For all his anger and brash, I never saw him raise a hand to his wife. He could have tried to brutalise her, the way he rode roughshod over everything else in life until it obeyed or broke. But he adored her, this rectifying woman. And he would, in any case, have met his match. He knew it. And, moreover, she knew it. If the man feared anything, it was his wife’s genes, her cuntish atoms. I used to watch as she diced up chicken — the knife would slice and slice, clear of her fingertips, but she’d be watching him as he poured his Scotch. Though he’d likely never been near a history book in his life, it was as if Geordie Slessor knew the old region’s legacy of women riding alongside men up to the Border, their babies twined across their backs in sacking. She would have taken those fists into her soft flesh, and even worn his black temper on her face in public for a while. Then in the night she would have slit him wide open, balls to bellybutton. She would’ve stemmed the blood with secret plant medicine, a draught to make the red come slower, and given him the guttings of his prize colt in exchange for his own liver. Or she’d have granted him something from her domestic realm of keeping the big house; a dinner of ground glass, meat frozen and thawed repeatedly, bannock of foxglove.
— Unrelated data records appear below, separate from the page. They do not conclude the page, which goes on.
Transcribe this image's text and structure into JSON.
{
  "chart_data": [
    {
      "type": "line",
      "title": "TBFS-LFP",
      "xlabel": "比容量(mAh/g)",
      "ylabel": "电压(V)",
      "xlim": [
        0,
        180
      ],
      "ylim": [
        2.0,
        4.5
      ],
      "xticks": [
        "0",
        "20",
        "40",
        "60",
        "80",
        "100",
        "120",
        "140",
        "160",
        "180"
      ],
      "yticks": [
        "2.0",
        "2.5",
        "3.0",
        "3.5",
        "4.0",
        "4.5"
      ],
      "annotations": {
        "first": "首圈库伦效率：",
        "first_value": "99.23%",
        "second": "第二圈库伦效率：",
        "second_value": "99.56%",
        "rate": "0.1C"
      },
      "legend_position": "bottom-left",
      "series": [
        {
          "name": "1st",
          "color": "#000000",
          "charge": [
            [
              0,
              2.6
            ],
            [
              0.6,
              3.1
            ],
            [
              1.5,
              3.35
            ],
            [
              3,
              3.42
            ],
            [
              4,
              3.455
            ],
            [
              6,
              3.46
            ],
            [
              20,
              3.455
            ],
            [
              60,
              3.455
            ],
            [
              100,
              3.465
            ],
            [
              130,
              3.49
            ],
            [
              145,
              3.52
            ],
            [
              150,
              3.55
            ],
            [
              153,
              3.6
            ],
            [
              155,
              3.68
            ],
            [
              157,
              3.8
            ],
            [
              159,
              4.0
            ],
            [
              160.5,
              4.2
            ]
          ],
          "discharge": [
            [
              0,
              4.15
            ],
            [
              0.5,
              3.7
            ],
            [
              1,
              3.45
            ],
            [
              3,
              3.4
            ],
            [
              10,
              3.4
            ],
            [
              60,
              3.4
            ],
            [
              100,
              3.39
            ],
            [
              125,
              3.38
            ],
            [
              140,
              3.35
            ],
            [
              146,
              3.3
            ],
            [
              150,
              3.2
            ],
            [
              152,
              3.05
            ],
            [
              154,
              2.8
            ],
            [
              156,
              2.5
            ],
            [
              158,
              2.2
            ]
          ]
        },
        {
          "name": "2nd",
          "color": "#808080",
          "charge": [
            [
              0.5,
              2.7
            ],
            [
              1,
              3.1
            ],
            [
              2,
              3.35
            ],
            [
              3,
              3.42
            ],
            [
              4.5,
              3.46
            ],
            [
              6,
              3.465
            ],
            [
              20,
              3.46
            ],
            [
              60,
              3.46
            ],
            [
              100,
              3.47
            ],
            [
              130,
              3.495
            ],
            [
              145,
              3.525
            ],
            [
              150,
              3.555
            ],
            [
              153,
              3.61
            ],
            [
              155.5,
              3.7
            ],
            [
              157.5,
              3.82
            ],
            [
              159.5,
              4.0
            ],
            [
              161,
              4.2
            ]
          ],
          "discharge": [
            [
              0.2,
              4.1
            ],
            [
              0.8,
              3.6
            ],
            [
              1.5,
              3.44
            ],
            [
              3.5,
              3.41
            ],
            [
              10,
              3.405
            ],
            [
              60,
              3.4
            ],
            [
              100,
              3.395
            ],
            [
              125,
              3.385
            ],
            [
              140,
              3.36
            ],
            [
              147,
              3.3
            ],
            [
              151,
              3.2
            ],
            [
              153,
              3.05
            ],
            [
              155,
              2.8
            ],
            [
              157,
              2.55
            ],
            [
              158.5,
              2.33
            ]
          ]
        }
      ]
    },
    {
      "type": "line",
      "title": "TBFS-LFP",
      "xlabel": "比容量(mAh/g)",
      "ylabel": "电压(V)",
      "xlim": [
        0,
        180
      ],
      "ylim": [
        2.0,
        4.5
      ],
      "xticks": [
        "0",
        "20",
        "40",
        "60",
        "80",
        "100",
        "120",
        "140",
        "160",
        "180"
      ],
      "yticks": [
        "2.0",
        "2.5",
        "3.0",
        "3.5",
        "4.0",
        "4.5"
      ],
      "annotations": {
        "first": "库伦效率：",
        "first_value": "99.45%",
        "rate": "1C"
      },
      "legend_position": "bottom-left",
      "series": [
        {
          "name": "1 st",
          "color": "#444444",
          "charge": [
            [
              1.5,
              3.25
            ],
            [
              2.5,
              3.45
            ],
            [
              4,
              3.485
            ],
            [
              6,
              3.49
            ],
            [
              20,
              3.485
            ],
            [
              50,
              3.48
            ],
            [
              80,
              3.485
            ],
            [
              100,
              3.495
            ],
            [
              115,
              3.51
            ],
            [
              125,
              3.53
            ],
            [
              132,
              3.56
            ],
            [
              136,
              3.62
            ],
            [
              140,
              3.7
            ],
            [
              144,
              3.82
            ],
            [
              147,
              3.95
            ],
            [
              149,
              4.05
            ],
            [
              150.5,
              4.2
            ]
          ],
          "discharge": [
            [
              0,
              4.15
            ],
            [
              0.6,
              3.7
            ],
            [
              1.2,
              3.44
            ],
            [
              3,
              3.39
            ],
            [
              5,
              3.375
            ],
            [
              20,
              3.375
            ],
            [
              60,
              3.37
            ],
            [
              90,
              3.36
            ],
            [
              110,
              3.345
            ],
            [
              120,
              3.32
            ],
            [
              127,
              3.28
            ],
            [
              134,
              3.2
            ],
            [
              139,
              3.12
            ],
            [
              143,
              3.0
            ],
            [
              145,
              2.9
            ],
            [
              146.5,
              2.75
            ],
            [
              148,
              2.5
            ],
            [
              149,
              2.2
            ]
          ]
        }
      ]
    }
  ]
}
She was a handsome woman. Her brow was cross-hatched, but lively. Years before she’d had gorgeous tumbling locks, brown and gleaming in their wedding photographs. Perhaps it had thinned or greyed, for she now wore the unwilling bob of a woman proud for most of her life of her hair’s beauty, and she’d still sweep it back, invisibly, off her shoulders. Manda got her full chest from her mam. Vivian was voluptuous, but bone-sculpted at her collar and her jaw. Men opened doors for her. And it was obvious when Geordie wanted her, for he made no game of it, he did not care who witnessed his desire. He’d come at her and grasp her waist. He might even have lifted up her skirts were she not to take it upon herself at these moments to move them both into a private space. Even then their sounds could be heard. After they were done they’d come back into the room easily, unashamed. Everyone knew when they were at it — High Setterah took on a different atmosphere. The smell of the horse sweat grew gamier. The boys became edgy and would take to drinking or baiting the dogs. Manda turned up the stereo.
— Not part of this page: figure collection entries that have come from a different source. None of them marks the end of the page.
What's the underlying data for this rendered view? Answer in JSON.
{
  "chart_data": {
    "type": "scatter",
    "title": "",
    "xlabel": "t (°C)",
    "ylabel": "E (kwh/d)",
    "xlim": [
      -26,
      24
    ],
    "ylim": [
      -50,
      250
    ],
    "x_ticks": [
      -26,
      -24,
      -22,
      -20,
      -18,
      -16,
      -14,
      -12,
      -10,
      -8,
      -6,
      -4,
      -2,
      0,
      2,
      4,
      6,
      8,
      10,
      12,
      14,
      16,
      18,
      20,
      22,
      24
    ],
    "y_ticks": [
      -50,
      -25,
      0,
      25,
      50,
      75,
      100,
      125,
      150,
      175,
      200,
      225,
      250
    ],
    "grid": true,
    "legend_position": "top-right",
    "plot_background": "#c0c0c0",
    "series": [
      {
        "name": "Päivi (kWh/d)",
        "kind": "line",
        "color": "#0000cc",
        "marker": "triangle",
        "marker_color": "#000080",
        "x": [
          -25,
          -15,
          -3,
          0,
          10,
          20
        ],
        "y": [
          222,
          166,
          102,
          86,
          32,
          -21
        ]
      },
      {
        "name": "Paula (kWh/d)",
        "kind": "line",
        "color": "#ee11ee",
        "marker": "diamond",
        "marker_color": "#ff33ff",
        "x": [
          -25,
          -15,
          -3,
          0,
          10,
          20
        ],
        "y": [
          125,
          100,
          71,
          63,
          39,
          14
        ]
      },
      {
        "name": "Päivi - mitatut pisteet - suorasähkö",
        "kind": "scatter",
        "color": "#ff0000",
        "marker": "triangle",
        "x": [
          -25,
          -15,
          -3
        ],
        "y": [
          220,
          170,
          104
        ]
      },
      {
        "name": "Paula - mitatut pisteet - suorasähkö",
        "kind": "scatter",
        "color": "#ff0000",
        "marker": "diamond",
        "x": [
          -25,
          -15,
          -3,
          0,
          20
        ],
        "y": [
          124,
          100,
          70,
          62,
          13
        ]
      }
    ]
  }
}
But it was their tender moments that intrigued me most, the brisk expressions of what I took to be love, that would have been mistaken for ordinary occurrences or arguments by anyone not watching them as hard as I watched. Him pulling a spelk out of her hand, pinning her to the table with an elbow and twisting her arm behind her so she couldn’t pull away while he doctored her. Him shouting at her from the car window for walking behind a reversing trailer.

Blind bloody bint! he spluttered. But it was panic in his voice, not anger.
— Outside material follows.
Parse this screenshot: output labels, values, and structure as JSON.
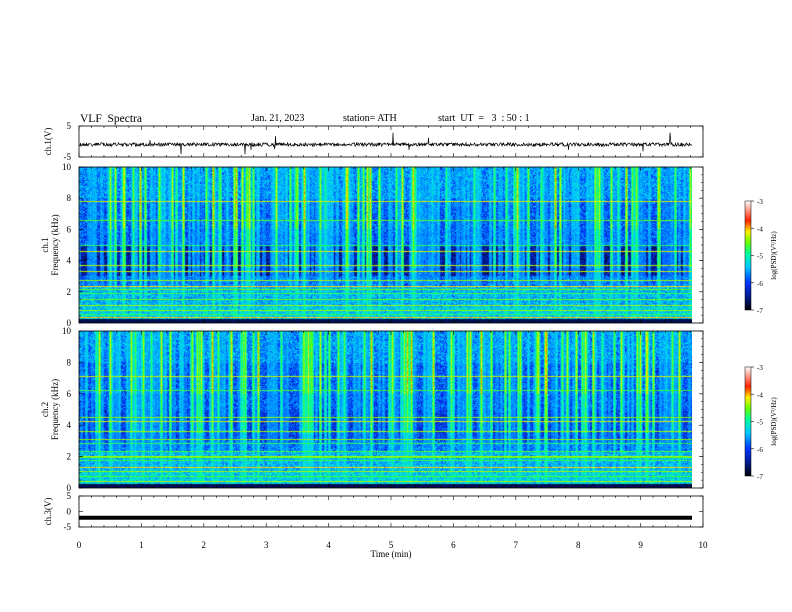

And I saw her take out her husband’s cock and hold it when he came home so drunk from the rugby club that he started to piss himself in the porch of High Setterah.

Of the two of them I preferred her, and this surprised me because women could make me uncomfortable and I didn’t know what to talk to them about. But I would have eaten out of her hand without much fuss. Geordie, in a good mood, would flirt with me, and that I could take as acceptance of a kind, mortifying though it was.

Look at the lass, she’s full up, is she not, he’d say, when Manda and I dressed to go out on a Friday night. Vivian often said nothing when I was in the room, but she’d sing songs with my name in.